Here's a roundup of some of the week's happenings curated to help lighting people stay informed. 

 

1. Kenall v. Cooper: The Dispute Isn’t Over

What followed the March ruling in the long-running Kenall Manufacturing Company v. Cooper Lighting, LLC was not closure, but escalation.

After nearly a decade of litigation over fluorescent HVL fixtures and a 2007 settlement agreement that constrained the case from the start, the court delivered a split outcome: Cooper was found liable for breach and patent infringement, but Kenall’s broader damages theories — lost profits and sweeping willfulness — fell short. The remedy was measured: a 5% royalty, nudged to 7.5% only for a narrow post-2015 window.

That should have been the endgame.

Instead, the case has entered what might be described as a classic post-trial knife fight over the last 10–20% of the money. Kenall is pressing for more — reframing issues through reconsideration, fee-shifting, and post-trial motions aimed at expanding the financial recovery and sharpening the record for appeal. Cooper, in turn, is asking the court to shut it down entirely, arguing the motions are redundant, costly, and untimely.

The judge has already intervened, temporarily halting new filings. What remains is a narrowing battlefield: not over who won, but over how much that win is worth — and how cleanly the case can move to its next phase, which will almost certainly be appeal.

 


2. Where Optics Meets Opportunity

The University of New Haven’s new collaboration with The Lighting Quotient cuts straight to a growing reality in the lighting industry: innovation is no longer confined to either the lab or the factory, but increasingly built in both at once.

 

 

The partnership connects students and faculty with real-world engineering challenges, from advanced optical systems to next-generation manufacturing processes. The Lighting Quotient, best known for its Elliptipar brand, brings a legacy of precision optics and architectural lighting expertise, giving the work immediate relevance for spec-grade applications across commercial environments.

For lighting people, the implications are tangible. This is not abstract research or distant workforce development rhetoric. It is a direct pipeline where ideas are tested against production realities and where future engineers are shaped inside the constraints that define the industry. Around New Haven, where a visit to Frank Pepe Pizzeria still means something because consistency matters, the same principle applies here: craft, discipline, and repetition are what turn knowledge into something that performs.

 

ARTICLE CONTINUES BELOW




3. The Myth of More Light

A new study published via ScienceDirect finds that brighter parks are not necessarily busier ones, challenging a long-held assumption across urban planning and the lighting industry.

Researchers analyzing parks in Detroit found that how lighting is arranged matters more than how much of it exists. While park lighting and nighttime use show a consistent spatial relationship, the impact of illumination shifts dramatically depending on surrounding conditions.

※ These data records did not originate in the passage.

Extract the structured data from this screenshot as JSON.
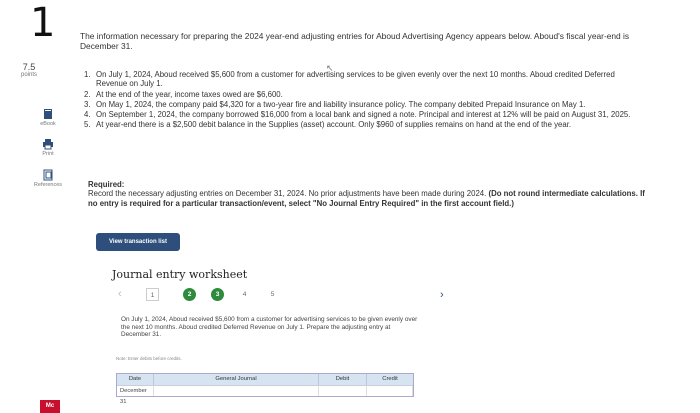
{
  "question_number": "1",
  "points": {
    "value": "7.5",
    "label": "points"
  },
  "sidebar": {
    "ebook": {
      "label": "eBook",
      "icon": "book-icon"
    },
    "print": {
      "label": "Print",
      "icon": "printer-icon"
    },
    "references": {
      "label": "References",
      "icon": "references-icon"
    }
  },
  "intro": "The information necessary for preparing the 2024 year-end adjusting entries for Aboud Advertising Agency appears below. Aboud's fiscal year-end is December 31.",
  "steps": [
    {
      "n": "1.",
      "text": "On July 1, 2024, Aboud received $5,600 from a customer for advertising services to be given evenly over the next 10 months. Aboud credited Deferred Revenue on July 1."
    },
    {
      "n": "2.",
      "text": "At the end of the year, income taxes owed are $6,600."
    },
    {
      "n": "3.",
      "text": "On May 1, 2024, the company paid $4,320 for a two-year fire and liability insurance policy. The company debited Prepaid Insurance on May 1."
    },
    {
      "n": "4.",
      "text": "On September 1, 2024, the company borrowed $16,000 from a local bank and signed a note. Principal and interest at 12% will be paid on August 31, 2025."
    },
    {
      "n": "5.",
      "text": "At year-end there is a $2,500 debit balance in the Supplies (asset) account. Only $960 of supplies remains on hand at the end of the year."
    }
  ],
  "required": {
    "heading": "Required:",
    "text": "Record the necessary adjusting entries on December 31, 2024. No prior adjustments have been made during 2024.",
    "bold": "(Do not round intermediate calculations. If no entry is required for a particular transaction/event, select \"No Journal Entry Required\" in the first account field.)"
  },
  "view_transaction_list_label": "View transaction list",
  "worksheet": {
    "title": "Journal entry worksheet",
    "steps": [
      "1",
      "2",
      "3",
      "4",
      "5"
    ],
    "current_step": "1",
    "completed_steps": [
      "2",
      "3"
    ],
    "description": "On July 1, 2024, Aboud received $5,600 from a customer for advertising services to be given evenly over the next 10 months. Aboud credited Deferred Revenue on July 1. Prepare the adjusting entry at December 31.",
    "note": "Note: Enter debits before credits.",
    "table": {
      "headers": {
        "date": "Date",
        "account": "General Journal",
        "debit": "Debit",
        "credit": "Credit"
      },
      "row": {
        "date": "December 31",
        "account": "",
        "debit": "",
        "credit": ""
      }
    }
  },
  "logo_text": "Mc"
}
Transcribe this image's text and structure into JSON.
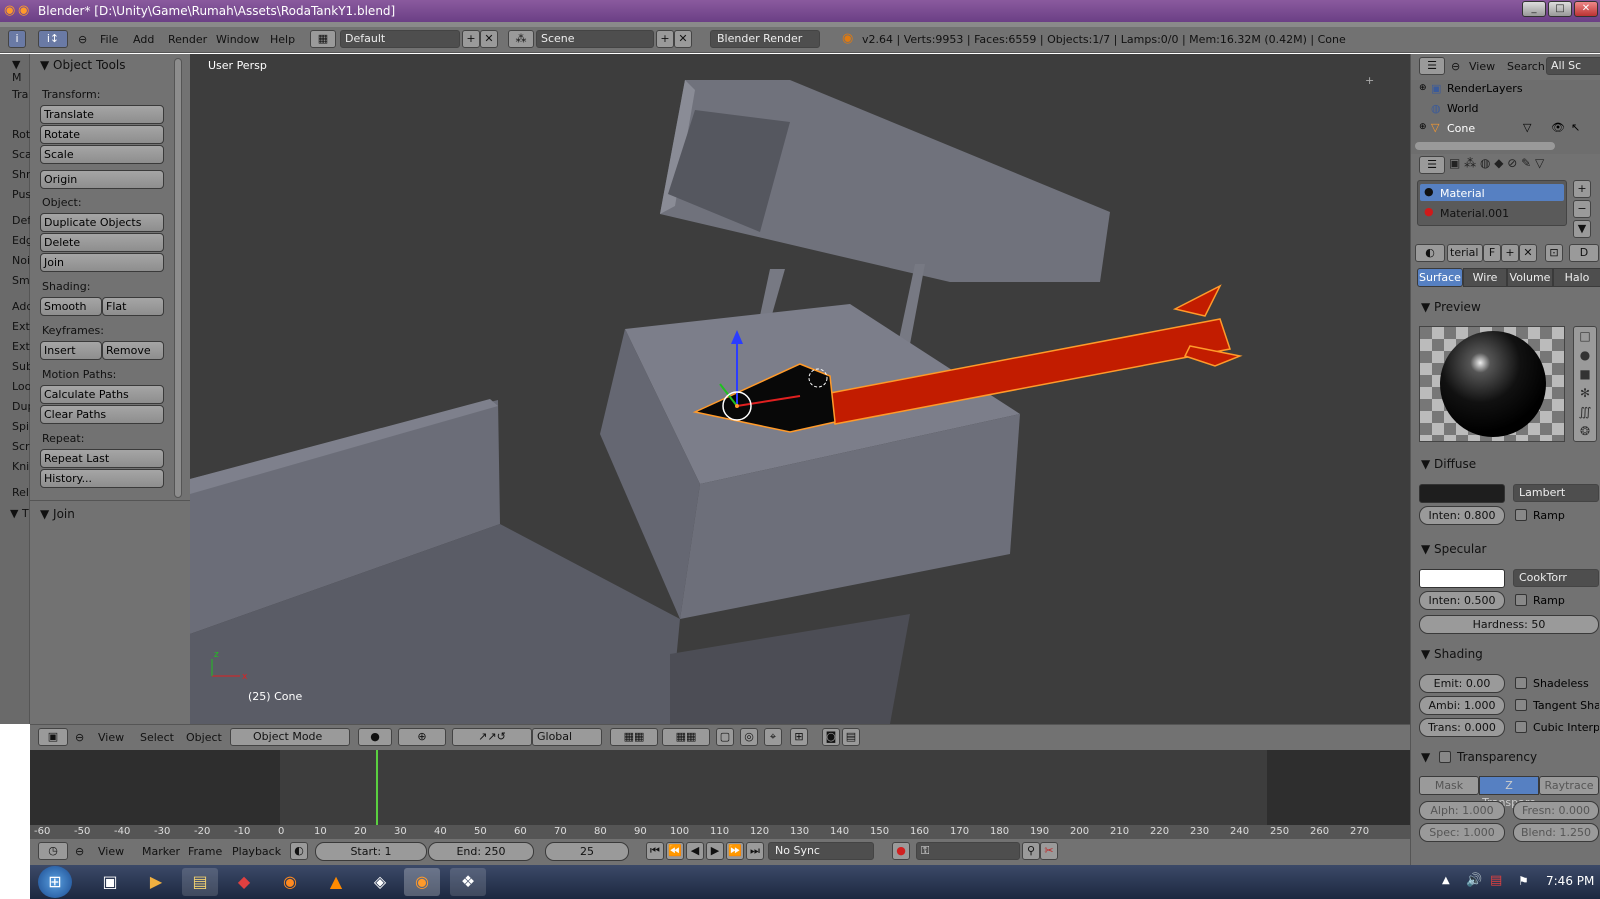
{
  "window": {
    "title": "Blender* [D:\\Unity\\Game\\Rumah\\Assets\\RodaTankY1.blend]"
  },
  "menu": [
    "File",
    "Add",
    "Render",
    "Window",
    "Help"
  ],
  "topbar": {
    "layout": "Default",
    "scene": "Scene",
    "engine": "Blender Render",
    "stats": "v2.64 | Verts:9953 | Faces:6559 | Objects:1/7 | Lamps:0/0 | Mem:16.32M (0.42M) | Cone"
  },
  "tabs": [
    "Tra",
    "Rot",
    "Sca",
    "Shr",
    "Pus",
    "Def",
    "Edg",
    "Noi",
    "Sm",
    "Add",
    "Ext",
    "Ext",
    "Sub",
    "Loo",
    "Dup",
    "Spi",
    "Scr",
    "Kni",
    "Rel"
  ],
  "tools": {
    "header": "Object Tools",
    "transform_label": "Transform:",
    "translate": "Translate",
    "rotate": "Rotate",
    "scale": "Scale",
    "origin": "Origin",
    "object_label": "Object:",
    "duplicate": "Duplicate Objects",
    "delete": "Delete",
    "join": "Join",
    "shading_label": "Shading:",
    "smooth": "Smooth",
    "flat": "Flat",
    "keyframes_label": "Keyframes:",
    "insert": "Insert",
    "remove": "Remove",
    "motion_label": "Motion Paths:",
    "calc_paths": "Calculate Paths",
    "clear_paths": "Clear Paths",
    "repeat_label": "Repeat:",
    "repeat_last": "Repeat Last",
    "history": "History...",
    "join_panel": "Join"
  },
  "viewport": {
    "persp": "User Persp",
    "object": "(25) Cone",
    "colors": {
      "rocket": "#c21c00",
      "outline": "#ff9a2a",
      "bg": "#3d3d3d",
      "mesh": "#747783"
    }
  },
  "vpbar": {
    "view": "View",
    "select": "Select",
    "object": "Object",
    "mode": "Object Mode",
    "orient": "Global"
  },
  "ruler": [
    "-60",
    "-50",
    "-40",
    "-30",
    "-20",
    "-10",
    "0",
    "10",
    "20",
    "30",
    "40",
    "50",
    "60",
    "70",
    "80",
    "90",
    "100",
    "110",
    "120",
    "130",
    "140",
    "150",
    "160",
    "170",
    "180",
    "190",
    "200",
    "210",
    "220",
    "230",
    "240",
    "250",
    "260",
    "270"
  ],
  "tlbar": {
    "view": "View",
    "marker": "Marker",
    "frame": "Frame",
    "playback": "Playback",
    "start": "Start: 1",
    "end": "End: 250",
    "current": "25",
    "sync": "No Sync"
  },
  "outliner": {
    "view": "View",
    "search": "Search",
    "filter": "All Sc",
    "items": [
      "RenderLayers",
      "World",
      "Cone"
    ]
  },
  "props": {
    "materials": [
      "Material",
      "Material.001"
    ],
    "matfield": "terial",
    "f": "F",
    "d": "D",
    "tabs": [
      "Surface",
      "Wire",
      "Volume",
      "Halo"
    ],
    "preview": "Preview",
    "diffuse": "Diffuse",
    "diffuse_shader": "Lambert",
    "diffuse_inten": "Inten: 0.800",
    "ramp": "Ramp",
    "specular": "Specular",
    "spec_shader": "CookTorr",
    "spec_inten": "Inten: 0.500",
    "ramp2": "Ramp",
    "hardness": "Hardness: 50",
    "shading": "Shading",
    "emit": "Emit: 0.00",
    "shadeless": "Shadeless",
    "ambi": "Ambi: 1.000",
    "tangent": "Tangent Shac",
    "trans": "Trans: 0.000",
    "cubic": "Cubic Interp",
    "transparency": "Transparency",
    "mask": "Mask",
    "ztransp": "Z Transpare",
    "raytrace": "Raytrace",
    "alpha": "Alph: 1.000",
    "fresnel": "Fresn: 0.000",
    "spec2": "Spec: 1.000",
    "blend": "Blend: 1.250"
  },
  "taskbar": {
    "clock": "7:46 PM"
  }
}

Simply increasing light levels does not reliably increase usage, and in some cases, uneven lighting between park edges and interiors correlates with lower activity.

The study points to a more complex reality. Park size and the density of nearby amenities emerged as stronger predictors of nighttime use than lighting alone. Interior lighting can help in weaker environments, but it does not override persistent concerns like crime history. The takeaway for lighting people is clear: design strategy must move beyond brightness metrics toward spatial configuration and urban context, or risk solving the wrong problem entirely.

 


4.  A $1.7 Million Surprise: When New LEDs Meet Old Infrastructure

Reporting by the Williamsport Sun-Gazette on the home of the Williamsport Crosscutters reveals an unplanned $1.7 million sports lighting overhaul at Bowman Field, where Musco Sports Lighting is now replacing a system undermined not by optics, but by aging structure.

Above: A demonstration of then newly installed Musco LED sports lighting in January 2025

The tension sits in the timeline. While modern LED fixtures had been installed in recent years as part of ongoing upgrades, they remained mounted to poles dating back to 1987. When bolts were discovered on the ground, inspections uncovered deeper deterioration, including corrosion and structural instability that left at least one pole near collapse. What had functioned visually as a contemporary lighting system was, underneath, still dependent on decades-old infrastructure that had quietly reached its limit.

Musco stepped in after the safety risk surfaced, moving quickly to inspect, remove unsafe poles, and deliver a full replacement system built to current Major League Baseball standards. The new installation brings tighter optical control, improved efficiency, and reduced spill light, along with financing options to help the city absorb the unexpected cost.

 


5. The Patent Magnet Steps Away

According to Bloomberg Law, U.S. District Judge Alan Albright is stepping down this August, leaving behind hundreds of unresolved cases that will now fall to other judges in the Western District of Texas.

To understand why that matters, you have to rewind. When Albright took the bench in 2018, the Western District saw roughly 90 patent cases a year. Within two years, that number surged to around 850 filings, with the vast majority landing on his docket. The mechanism was simple but powerful: as the sole judge in Waco handling patent cases, plaintiffs could effectively choose him by filing there. He paired that with fast-moving procedures that made the venue especially attractive for patent holders.

 

 

That combination reshaped the map of patent litigation. LED technology disputes were among the many cases funneled into his courtroom, drawn by speed and perceived advantage. Now, with Albright stepping away, the industry is left not just with a backlog, but with the aftershocks of a system one judge helped build — and that others must now unwind.